Ich gehe nicht allein durch diese Welt. Ich habe Familie und ich habe Freunde. Aber da ist noch etwas anderes. Glaubensgewissheit 24/7 – die habe ich nicht. In Gottesdiensten oder wenn wir gemeinsam beten, spüre ich es manchmal: Irgendwas ist da. Irgendwas ist da anders. Wie wenn da ein Geist weht, den ich nicht näher beschreiben kann. So ein warmes Gefühl von ‚hier bist Du gerade genau richtig‘. Das kann man nicht herstellen. Das kann man auch nicht herbeiwünschen. Das passiert.
Keiner muss irgendwie besser sein als der andere. Das, was Du machst, ist total in Ordnung. Es geht nicht darum, wer das beste Gebet spricht. Und manchmal haben Dir auch die Worte gefehlt. Das habe in meiner Jugend erlebt, in unseren Jugendgottesdiensten. Das ist für mich tatsächlich eine andere Welt gewesen als in der Schule: Welche Noten hast Du? Welche Klamotten? Dieses Grundgefühl in der Jugendarbeit, das habe ich in der Jugendkirche im Sondervikariat wieder erlebt. Mit dieser Haltung gehe ich weiter.
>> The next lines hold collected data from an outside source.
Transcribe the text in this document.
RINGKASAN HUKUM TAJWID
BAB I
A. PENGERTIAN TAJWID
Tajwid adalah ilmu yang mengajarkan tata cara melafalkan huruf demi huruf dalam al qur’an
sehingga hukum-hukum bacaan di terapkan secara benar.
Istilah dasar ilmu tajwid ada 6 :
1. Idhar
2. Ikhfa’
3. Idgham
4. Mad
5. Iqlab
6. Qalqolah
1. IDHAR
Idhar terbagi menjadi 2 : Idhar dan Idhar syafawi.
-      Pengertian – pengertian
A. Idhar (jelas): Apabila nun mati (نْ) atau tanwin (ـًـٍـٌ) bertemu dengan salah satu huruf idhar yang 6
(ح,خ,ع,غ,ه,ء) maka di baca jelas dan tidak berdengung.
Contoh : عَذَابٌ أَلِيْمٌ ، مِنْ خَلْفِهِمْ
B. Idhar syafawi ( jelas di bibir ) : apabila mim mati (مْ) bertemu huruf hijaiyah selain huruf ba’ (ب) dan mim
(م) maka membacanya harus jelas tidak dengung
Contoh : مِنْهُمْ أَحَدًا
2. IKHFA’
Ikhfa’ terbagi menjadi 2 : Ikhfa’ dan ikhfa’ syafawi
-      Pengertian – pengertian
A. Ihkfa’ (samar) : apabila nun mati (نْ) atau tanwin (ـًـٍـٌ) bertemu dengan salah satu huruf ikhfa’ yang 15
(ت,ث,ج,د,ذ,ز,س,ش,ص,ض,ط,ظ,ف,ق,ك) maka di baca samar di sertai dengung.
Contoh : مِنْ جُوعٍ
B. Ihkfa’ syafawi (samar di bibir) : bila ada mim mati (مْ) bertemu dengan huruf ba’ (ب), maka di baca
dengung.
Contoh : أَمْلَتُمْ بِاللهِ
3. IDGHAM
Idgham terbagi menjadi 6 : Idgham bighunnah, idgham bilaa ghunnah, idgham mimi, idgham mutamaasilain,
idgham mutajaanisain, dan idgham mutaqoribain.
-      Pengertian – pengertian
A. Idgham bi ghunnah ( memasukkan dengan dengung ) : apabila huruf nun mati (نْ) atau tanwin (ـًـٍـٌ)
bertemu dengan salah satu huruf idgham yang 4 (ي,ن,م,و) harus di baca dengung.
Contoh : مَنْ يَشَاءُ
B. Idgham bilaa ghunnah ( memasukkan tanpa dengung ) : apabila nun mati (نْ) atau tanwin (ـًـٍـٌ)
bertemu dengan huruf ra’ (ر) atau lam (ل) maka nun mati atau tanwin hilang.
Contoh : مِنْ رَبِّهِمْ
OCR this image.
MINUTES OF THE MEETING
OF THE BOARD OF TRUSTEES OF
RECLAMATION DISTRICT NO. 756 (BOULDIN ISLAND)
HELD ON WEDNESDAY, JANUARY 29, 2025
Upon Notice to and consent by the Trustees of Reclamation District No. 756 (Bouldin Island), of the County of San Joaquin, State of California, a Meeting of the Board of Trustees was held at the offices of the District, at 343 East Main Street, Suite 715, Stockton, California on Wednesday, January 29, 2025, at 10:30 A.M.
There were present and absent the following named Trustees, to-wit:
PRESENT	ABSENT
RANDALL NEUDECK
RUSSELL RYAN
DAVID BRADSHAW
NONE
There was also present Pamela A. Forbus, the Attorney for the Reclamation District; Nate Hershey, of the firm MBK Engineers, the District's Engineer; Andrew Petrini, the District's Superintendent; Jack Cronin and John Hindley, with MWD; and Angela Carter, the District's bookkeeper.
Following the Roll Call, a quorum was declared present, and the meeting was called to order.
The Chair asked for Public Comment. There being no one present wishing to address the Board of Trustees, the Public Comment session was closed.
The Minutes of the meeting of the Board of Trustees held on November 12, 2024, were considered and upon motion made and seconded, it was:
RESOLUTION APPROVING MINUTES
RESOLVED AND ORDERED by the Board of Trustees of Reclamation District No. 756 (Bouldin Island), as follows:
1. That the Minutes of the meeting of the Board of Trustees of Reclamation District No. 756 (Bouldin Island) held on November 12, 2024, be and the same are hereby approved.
Ich bin eher laut, war ich als Kind schon, sagt meine Mutter. Damals fand ich das ganz schlimm, heute finde ich es nicht mehr schlimm. Man hört mich, das ist gut. Wir waren früher ganz viel draußen. Mit meinen Großeltern haben wir zusammen auf einem kleinen alten Bauernhof gewohnt, mein Opa hatte noch Schweine und ein paar Hühner und einen Hund. Und Oma einen Gemüsegarten. Dorfleben. Was ich nicht hatte: Ich war nie im Kindergottesdienst. Meine Oma ging in die Kirche, aber wie das so war, da trifft man die Nachbarinnen und quatscht. So viel Spaß an Dorftratsch hatte ich nicht. Konfirmation hat bei uns jeder gemacht. Ich weiß gar nicht, was meine Eltern gesagt hätten, wenn ich gesagt hätte, ich mache es nicht. Auf die Idee wäre ich aber gar nicht gekommen. Mit meiner Berufswahl haben meine Eltern dann nicht gerechnet.
Ich wollte diesen Beruf machen, ich wollte Pastorin werden. Ich hatte ein Berufspraktikum bei unserer Pastorin gemacht, mit vielen Geburtstagsbesuchen. Ich weiß nicht, wie viel Kuchen ich da essen musste. Aber eigentlich war es die Jugendarbeit und die Konfi-Arbeit. Wenn man mit 18 in den Kirchenvorstand geht und die diskutieren bis Mitternacht, welcher Baum auf dem Friedhof gepflanzt wird, das war nicht so meins. Ich mag Menschen. Jeder bringt seine Geschichte mit, das finde ich spannend. Und Gott schadet dabei nicht.
Ganz oft höre ich nur zu. Ich gehe mit. Und ich weiß: Es ist nicht meine Geschichte, aber es bewegt mich. Viele sagen: Glauben kann ich auch zu Hause ohne Kirche. Und ich finde genau das nicht. Natürlich kann ich auch zu Hause beten. Gar keine Frage. Und vielleicht ist das sogar manchmal ehrlicher. Aber feiern – Gott und den Glauben – kann ich nur in Gemeinschaft. Da ist es egal, wer welches Auto vor der Tür stehen hat. Ein kleiner Mensch muss auch noch nichts können, damit Gott ihn liebt. Das vergisst man, wenn man erwachsen wird. Aber wir waren alle mal klein und völlig abhängig von anderen. So waren wir aber schon gut. Das finde ich abgefahren.
Gott ist da, immer. Sie gibt uns das, was wir brauchen. Auch wenn wir manchmal das Gefühl haben, wir haben vielleicht einen Mangel, sorgt er für uns. Im Nachhinein merkt man, wo man so richtig getragen wurde. Und am Ende sind wir alle Ebenbild Gottes.